Segui os semestres seguintes buscando conselhos e tendo que lidar com a dificuldade de aceitar que aquele era um caminho que traria pontos positivos para meu povo.
Sempre convivi com a indecisão de seguir ou não o caminho jurídico, ora por me atentar que, a partir de nossos ensinamentos tradicionais, não é saudável para o espírito estar em contato extremo com o mundo do Juruá, ora por ouvir que é necessário que tenhamos um Guarani empenhado nessa luta, alguém que consiga traduzir o juridiquês para uma linguagem simples, e mais ainda, na língua Guarani.
A minha primeira visita em campo, considerada parte da trajetória jurídica, marcou-me pelo fato de, mesmo tendo já passado pela mesma situação, eu não ter consciência precisa da situação degradante que tudo isso é, essa realidade sem o mínimo de segurança jurídica ou direitos assegurados.

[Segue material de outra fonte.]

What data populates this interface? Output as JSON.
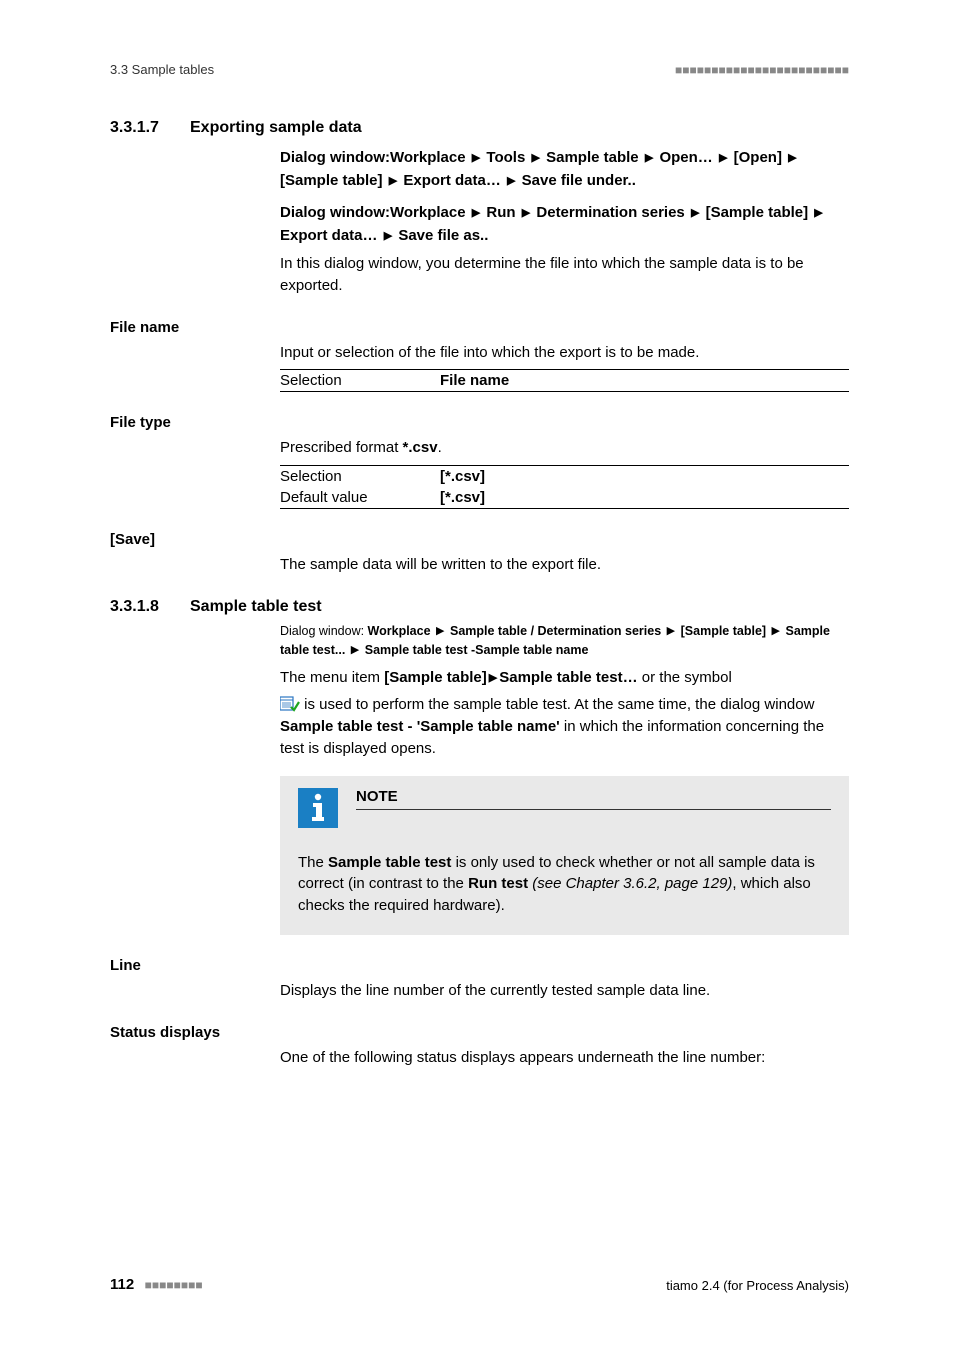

A partir de um olhar mais técnico e conhecendo a legislação, concluí que a situação do povo Guarani é uma das mais tristes, no sentido de desrespeito aos nossos direitos. Ao mesmo tempo, é muito fortalecedor saber que mesmo em situações de extrema vulnerabilidade temos nossas opy (casa de reza), nossos kokue (roças) e o vy’a reko (alegria).
Esses dois mundos me marcam, pois vivo transitando entre eles. Mas passo que me fortaleço na vida política e profissional, sempre tenho a sensação de estar em dívida com a vida do ser Guarani.
*Verá Yapuá pertence ao povo Mbya Guarani, do Rio Grande do Sul. Atualmente é mestrando do Programa de Pós-Graduação em Direito da Universidade de Brasília (UnB) e assessor jurídico e de política institucional na Comissão Guarani Yvyrupa.